Karijini National Park, April
What sets the Karijini Experience event apart is its location in the remote and simply breathtaking Karijini National Park. The four-day program features around 50 events such as meditation and yoga on the ancient rugged landscape, guided cultural walks, film screenings under the stars, bush tucker high tea and more.

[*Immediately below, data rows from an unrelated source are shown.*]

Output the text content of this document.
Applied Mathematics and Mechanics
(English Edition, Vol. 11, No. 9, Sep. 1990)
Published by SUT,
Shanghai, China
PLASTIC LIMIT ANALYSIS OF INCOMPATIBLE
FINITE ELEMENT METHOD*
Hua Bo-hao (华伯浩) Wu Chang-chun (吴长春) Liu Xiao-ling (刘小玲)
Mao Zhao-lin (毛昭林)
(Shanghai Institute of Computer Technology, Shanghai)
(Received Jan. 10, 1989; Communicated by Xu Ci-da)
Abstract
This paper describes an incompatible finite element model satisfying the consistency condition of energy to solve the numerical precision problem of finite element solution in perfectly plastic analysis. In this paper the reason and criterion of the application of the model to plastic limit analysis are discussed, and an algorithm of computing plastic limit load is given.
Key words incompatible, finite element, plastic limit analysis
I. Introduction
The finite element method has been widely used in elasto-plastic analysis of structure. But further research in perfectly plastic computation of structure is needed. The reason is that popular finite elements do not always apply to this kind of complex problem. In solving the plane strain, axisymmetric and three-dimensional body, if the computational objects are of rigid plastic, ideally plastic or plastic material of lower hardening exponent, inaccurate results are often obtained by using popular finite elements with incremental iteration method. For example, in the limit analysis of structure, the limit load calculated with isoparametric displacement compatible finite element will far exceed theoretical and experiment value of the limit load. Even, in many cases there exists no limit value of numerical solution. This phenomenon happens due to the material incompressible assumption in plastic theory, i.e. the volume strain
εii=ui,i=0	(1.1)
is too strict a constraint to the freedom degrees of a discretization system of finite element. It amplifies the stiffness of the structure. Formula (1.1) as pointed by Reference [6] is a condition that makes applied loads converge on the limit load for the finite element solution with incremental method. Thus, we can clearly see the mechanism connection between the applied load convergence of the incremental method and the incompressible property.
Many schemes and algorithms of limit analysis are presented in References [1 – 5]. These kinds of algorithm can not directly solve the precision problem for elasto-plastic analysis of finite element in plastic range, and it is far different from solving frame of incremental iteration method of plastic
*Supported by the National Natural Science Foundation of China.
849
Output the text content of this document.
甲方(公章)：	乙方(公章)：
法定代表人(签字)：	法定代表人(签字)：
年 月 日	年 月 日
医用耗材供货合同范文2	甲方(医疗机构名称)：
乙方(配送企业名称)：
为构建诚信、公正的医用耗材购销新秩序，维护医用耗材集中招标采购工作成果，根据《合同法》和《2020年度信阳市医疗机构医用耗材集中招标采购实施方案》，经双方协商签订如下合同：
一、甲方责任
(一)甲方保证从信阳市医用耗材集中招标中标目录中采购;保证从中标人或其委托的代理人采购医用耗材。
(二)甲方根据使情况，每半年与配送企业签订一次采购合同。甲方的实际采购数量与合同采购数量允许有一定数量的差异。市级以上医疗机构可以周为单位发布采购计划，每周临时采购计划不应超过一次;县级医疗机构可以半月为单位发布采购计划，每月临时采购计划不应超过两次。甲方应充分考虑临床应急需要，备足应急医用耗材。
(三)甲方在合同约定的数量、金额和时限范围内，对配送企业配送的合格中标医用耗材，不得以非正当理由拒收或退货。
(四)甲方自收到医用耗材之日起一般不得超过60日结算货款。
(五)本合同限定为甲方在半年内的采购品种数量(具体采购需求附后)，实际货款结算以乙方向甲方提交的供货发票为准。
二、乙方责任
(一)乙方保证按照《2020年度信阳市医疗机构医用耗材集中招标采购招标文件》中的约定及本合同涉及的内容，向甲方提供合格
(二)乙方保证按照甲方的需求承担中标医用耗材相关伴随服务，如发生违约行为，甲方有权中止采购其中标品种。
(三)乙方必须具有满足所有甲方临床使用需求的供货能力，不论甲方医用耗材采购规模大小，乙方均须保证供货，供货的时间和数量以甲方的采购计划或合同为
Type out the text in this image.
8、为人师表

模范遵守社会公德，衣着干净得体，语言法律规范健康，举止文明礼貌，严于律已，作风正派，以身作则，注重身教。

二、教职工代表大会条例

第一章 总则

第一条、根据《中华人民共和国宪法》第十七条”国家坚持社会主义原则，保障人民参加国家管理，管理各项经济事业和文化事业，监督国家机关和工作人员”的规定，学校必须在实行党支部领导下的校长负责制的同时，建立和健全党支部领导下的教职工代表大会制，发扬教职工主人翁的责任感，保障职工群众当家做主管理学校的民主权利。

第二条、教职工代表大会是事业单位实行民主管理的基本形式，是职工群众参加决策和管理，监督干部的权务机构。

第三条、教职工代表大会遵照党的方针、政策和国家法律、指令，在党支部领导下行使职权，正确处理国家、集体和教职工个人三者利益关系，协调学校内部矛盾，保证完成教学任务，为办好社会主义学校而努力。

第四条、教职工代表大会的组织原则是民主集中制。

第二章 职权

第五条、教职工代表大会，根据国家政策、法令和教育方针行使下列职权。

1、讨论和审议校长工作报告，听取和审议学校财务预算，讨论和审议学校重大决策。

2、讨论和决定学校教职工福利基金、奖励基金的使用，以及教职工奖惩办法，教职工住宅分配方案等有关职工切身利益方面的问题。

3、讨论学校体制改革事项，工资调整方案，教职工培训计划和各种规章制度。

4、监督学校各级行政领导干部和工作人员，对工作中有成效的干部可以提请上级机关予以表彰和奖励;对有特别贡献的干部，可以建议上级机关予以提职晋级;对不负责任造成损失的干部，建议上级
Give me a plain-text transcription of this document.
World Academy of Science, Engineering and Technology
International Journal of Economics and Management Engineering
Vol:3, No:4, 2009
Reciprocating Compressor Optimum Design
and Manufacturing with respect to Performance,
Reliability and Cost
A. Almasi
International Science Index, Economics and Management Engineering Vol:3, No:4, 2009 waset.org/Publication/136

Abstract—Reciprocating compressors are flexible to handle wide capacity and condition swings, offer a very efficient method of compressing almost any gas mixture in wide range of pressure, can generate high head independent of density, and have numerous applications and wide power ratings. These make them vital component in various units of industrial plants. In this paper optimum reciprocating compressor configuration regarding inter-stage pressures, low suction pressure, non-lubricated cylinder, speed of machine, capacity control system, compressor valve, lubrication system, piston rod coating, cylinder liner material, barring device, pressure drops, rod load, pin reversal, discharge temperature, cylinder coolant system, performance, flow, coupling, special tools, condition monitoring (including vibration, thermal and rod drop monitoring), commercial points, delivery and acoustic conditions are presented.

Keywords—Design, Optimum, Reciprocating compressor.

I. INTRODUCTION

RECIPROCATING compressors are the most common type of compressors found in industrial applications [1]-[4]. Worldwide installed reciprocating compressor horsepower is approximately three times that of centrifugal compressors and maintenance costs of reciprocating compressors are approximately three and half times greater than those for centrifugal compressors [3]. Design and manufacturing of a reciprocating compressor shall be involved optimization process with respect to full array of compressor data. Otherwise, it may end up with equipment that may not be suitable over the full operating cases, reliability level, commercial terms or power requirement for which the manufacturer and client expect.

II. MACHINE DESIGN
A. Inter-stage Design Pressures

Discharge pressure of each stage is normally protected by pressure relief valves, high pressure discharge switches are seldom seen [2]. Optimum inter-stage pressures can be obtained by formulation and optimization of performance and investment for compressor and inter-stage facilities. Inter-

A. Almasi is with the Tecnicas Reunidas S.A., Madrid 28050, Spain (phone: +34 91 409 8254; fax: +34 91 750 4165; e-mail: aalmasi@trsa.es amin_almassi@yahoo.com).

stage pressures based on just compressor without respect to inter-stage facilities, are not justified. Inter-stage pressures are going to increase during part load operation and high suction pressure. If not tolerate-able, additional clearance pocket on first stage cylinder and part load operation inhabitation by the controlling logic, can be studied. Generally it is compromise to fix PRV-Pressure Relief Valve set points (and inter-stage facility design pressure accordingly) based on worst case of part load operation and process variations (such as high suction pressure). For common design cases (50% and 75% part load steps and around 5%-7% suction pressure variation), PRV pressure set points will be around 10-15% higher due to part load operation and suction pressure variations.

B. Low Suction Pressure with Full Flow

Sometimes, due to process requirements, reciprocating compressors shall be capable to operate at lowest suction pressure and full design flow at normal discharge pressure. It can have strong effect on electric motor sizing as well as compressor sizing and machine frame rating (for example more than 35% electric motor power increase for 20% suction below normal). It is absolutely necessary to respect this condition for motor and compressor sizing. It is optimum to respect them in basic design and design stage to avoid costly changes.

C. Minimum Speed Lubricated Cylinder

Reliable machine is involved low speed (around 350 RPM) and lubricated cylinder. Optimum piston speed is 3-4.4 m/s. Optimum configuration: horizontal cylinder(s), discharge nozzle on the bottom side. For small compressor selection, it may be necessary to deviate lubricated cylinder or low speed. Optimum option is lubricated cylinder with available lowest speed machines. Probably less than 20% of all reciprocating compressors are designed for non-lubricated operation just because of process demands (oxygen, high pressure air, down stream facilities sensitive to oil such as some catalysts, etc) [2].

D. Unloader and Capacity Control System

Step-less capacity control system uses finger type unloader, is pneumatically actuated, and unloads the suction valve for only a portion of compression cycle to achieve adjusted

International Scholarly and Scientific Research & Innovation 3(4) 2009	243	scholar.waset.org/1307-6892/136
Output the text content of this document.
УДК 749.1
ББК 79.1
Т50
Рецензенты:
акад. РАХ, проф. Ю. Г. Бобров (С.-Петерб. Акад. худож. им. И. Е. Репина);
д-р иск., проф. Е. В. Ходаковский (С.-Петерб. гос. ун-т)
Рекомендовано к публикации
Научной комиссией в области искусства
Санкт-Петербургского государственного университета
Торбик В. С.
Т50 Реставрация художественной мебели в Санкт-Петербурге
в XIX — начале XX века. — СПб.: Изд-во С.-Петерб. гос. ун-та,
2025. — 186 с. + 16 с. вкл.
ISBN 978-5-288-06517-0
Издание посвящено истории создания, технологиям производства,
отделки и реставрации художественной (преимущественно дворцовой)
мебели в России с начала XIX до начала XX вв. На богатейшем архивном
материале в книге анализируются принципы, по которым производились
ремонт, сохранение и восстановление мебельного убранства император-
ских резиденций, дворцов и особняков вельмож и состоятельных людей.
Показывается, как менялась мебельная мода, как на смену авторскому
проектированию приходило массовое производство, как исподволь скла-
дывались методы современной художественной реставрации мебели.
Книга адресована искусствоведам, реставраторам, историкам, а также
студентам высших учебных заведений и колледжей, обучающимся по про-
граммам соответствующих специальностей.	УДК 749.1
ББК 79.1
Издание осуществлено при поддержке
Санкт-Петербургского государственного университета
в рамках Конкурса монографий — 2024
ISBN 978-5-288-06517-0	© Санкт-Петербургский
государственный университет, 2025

Wardarnji is an atmospheric night-time event that celebrates the rich culture of the local Noongar people through dance, music and storytelling on the south lawn of Fremantle Arts Centre. Visitors can bring picnic rugs and watch more than 100 dancers by the light of fire torches.
Tarnarthi Art Fair
The Tarnarthi Art Fair is the opening weekend of a three-month-long celebration of Indigenous art in public spaces across South Australia. Held at the Tandanya National Aboriginal Cultural Institute, visitors can meet artists and buy artwork, as well as join art talks and workshops.
Sydney, 26 January
Yabun is a one-day gathering of Aboriginal and Torres Strait Islander people on Australia Day. It features live music, a market of food and Indigenous-themed merchandise, a Corroboree Ground of cultural performances, panel discussions in the ‘Speak out tent’ and a heap of activities for the kids including traditional arts and craft.
Byron Bay, April
Part of Byron Bay’s long-running Bluesfest, Boomerang Festival is a showcase of local and regional Indigenous music, with artists coming from all over the country, Torres Strait Islands and even Papua New Guinea. Festival-goers can partake in musical workshops, watch dance rituals and join thought-provoking cultural exchanges.
Yaluk-ut Weelam Ngargee
St Kilda, February
Held at the O’Donnell Gardens – a significant meeting place for traditional owners – Yaluk-ut Weelam Ngargee is one of Melbourne’s largest cultural festivals. The busy one-day schedule features different spaces to watch cultural performances and cooking demonstrations of native foods, and to partake in craft workshops such as basket weaving and face painting. You can also browse the food and market stalls.
Two Worlds Festival
Seeking to bridge the gap between Aboriginal and Australia’s more recently introduced cultures, Two Worlds Festival showcases a variety of Indigenous and non-Indigenous performers, multicultural food, and traditional local customs. It’s a true celebration of Australia, old and new.